Review: CD's -- Keyed In
Catching up... busy week, hate it when I actually have to work... short reviews of two CD's I was handed in the last month and have spent a good deal of time in the player since, both with two keyboard mavens at opposite ends of their careers:
Baby Elephants: Turn My Teeth Up!
Anyone that's taken Philosophy 101 can tell you that we exist in one of an infinite number of possible universes. The one we've got is equally as possible as one where George W. Bush plays whacked-out funk music and Bernie Worrell is President of these United States. I don't know what such a universe might be like to live in, but I know what the music there sound like: the shit on this CD. It's funk from through the wormhole. We are living in the age of tribute: where tribute albums grow on trees and you can turn a rock over in any Manhattan music club and find a swarm of tribute bands hiding from the light of original compositions.

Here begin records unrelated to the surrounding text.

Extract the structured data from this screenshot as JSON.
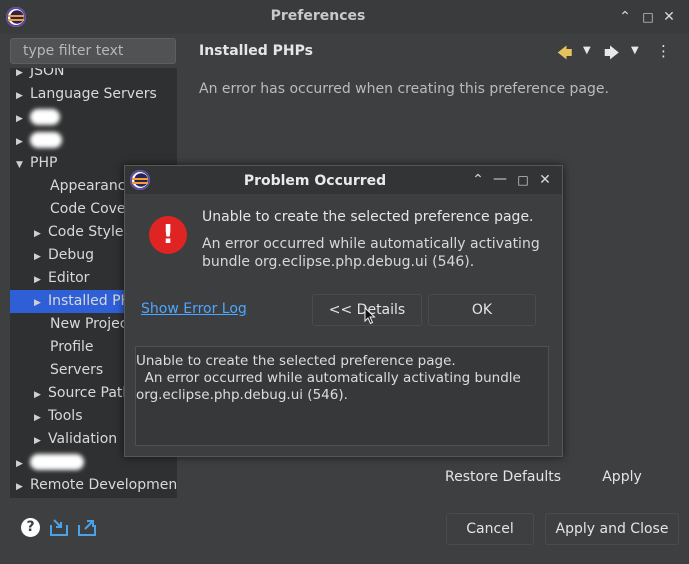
{
  "window": {
    "title": "Preferences",
    "controls": [
      "chevron-up",
      "maximize",
      "close"
    ]
  },
  "filter": {
    "placeholder": "type filter text"
  },
  "tree": {
    "items": {
      "json": "JSON",
      "language_servers": "Language Servers",
      "php": "PHP",
      "appearance": "Appearance",
      "code_coverage": "Code Cover",
      "code_style": "Code Style",
      "debug": "Debug",
      "editor": "Editor",
      "installed_phps": "Installed PH",
      "new_project": "New Projec",
      "profile": "Profile",
      "servers": "Servers",
      "source_path": "Source Path",
      "tools": "Tools",
      "validation": "Validation",
      "remote_development": "Remote Development"
    },
    "selected": "installed_phps"
  },
  "page": {
    "title": "Installed PHPs",
    "message": "An error has occurred when creating this preference page."
  },
  "buttons": {
    "restore_defaults": "Restore Defaults",
    "apply": "Apply",
    "cancel": "Cancel",
    "apply_and_close": "Apply and Close"
  },
  "dialog": {
    "title": "Problem Occurred",
    "heading": "Unable to create the selected preference page.",
    "message_line1": "An error occurred while automatically activating",
    "message_line2": "bundle org.eclipse.php.debug.ui (546).",
    "show_error_log": "Show Error Log",
    "details_button": "<< Details",
    "ok_button": "OK",
    "details_lines": [
      "Unable to create the selected preference page.",
      "  An error occurred while automatically activating bundle",
      "org.eclipse.php.debug.ui (546)."
    ]
  },
  "colors": {
    "selection": "#2e5fd6",
    "error": "#e02424",
    "link": "#4da6ff",
    "nav_arrows": "#e6c35a"
  }
}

But this album is something different, the self-tribute album -- the whole thing is essentially a tribute to the Wizard of Woo that stars Worrell himself at the center. He's surrounded by Prince Paul and Newkirk, but they essentially serve to fan Bernie with large (hip hop scented) palm fronds while he lounges around being fed grapes. The result is a weird mix of all-over-the-map genre bending with Bernie showcasing his multiple talents on songs that are, for the large part, about him. If that wasn't enough, there are these mostly tongue-in-cheek between-song "skits" and tributary samples that serve to tie it together with a little story. As corny as it sounds, it actually comes off pretty well. A whole slew of guests pepper the tracks with luminaries like George Clinton and David Byrne -- guys who saw through the insanity that is Bernie Worrell and captured some of the magic for their own ends -- coming back to truly pay tribute in the original sense of the word. The first half of the disc has its hits and misses, but this album creeps up on you and midway through (right around the point when Byrne comes aboard to ask "How does the brain wave?") it hits it's stride and gets deep into the "I can't remember if I'm really fucking stoned or not" brand of funk music. I'm not sure the track with Gabby La La ever starts or ends, because every time I've heard it I always seem lost midway through. This is not your bump and grind funk music, more like the hifalutin, dorm room grooves in the P-Funk mold, with some excursions into reggae (w/ Yellowman), hip hop and cheesy urban love ballads. It ain't perfect, but it is, in sum, a perfect tribute to Bernie Worrell and one that will creep up on you if you give it the chance of a few listens. I recommNed. Ned-O-Matic: 6.0
Marco Benevento -- Live at Tonic
Yeah, the book is usually, almost always better, but sometimes, in those rare instances, the movie elevates the story to something different and distills the essence out of the narrative in a way the author maybe never knew it could. And yes, 9 times out of 10, the recordings don't do justice to the performance, the live show is where the magic happens, but every once it's the tapes that tell the story. I was lucky enough to catch several nights of Marco Benevento's Tonic residency last fall and that November I happily lapped it up as live music purity the perfect confluence of 3 of my favorite live music entities: the weekly resideNYC (greatest concept ever), the late Tonic (probably my favorite venue from 2001-2006) and Marco Benevento. And even though it took him 3 CD's to do it, he's topped the shows themselves with one of the best live albums I've heard in a long, long while. This music is it. What live music is all about. Grand piano, organ, deep funky synth and little toy trinkets -- of course, Marco does it all and with as much as skill as anyone else out there. That alone, Benevento's playing, makes this an album well worth any music lover's while, but there's so much more. For one, it's not even clear to me that Marco is the star of the music. Most of the "wow!" moments are charged by someone else -- I mean disc 1 track 1 doesn't take off until Reed Mathis does something that should probably be illegal with his bass. Marco falls back all over the place, always to perfect effect: Mike Gordon shines on the 3 disc closing tracks; Scotty Metzger wails when the duo covers Combustible Edison and the three-headed drum+percussion beast is happy to take the melody for once while Benevento hangs back and plays rhythm for once. There are few musicians I have seen who take such sheer joy in the playing of music like Marco does -- he might enjoy playing it more than his audience enjoy listening which is saying something -- and it is that spirit that permeates throughout, whether on perfectly executed cover songs, brand new compositional brilliance or just furthest-reaches full-blown improvisation. It was 5 nights in November, 5 completely different ensembles and the album comes off as 3+ hours of one singular epic performance. These CD's make me giddy, one of the better things you can buy this year. Ned-O-Matic: 8.5
1 comment:
I would have to surmise that the wrong Prince produced this record and that Prince Paul is better suited to producing rappers than musicians, especially a musician of Mr. Worrell’s stature. The biggest disappointment; The George Clinton song sounds like it happened in one take and is a waste of collaboration in my opinion.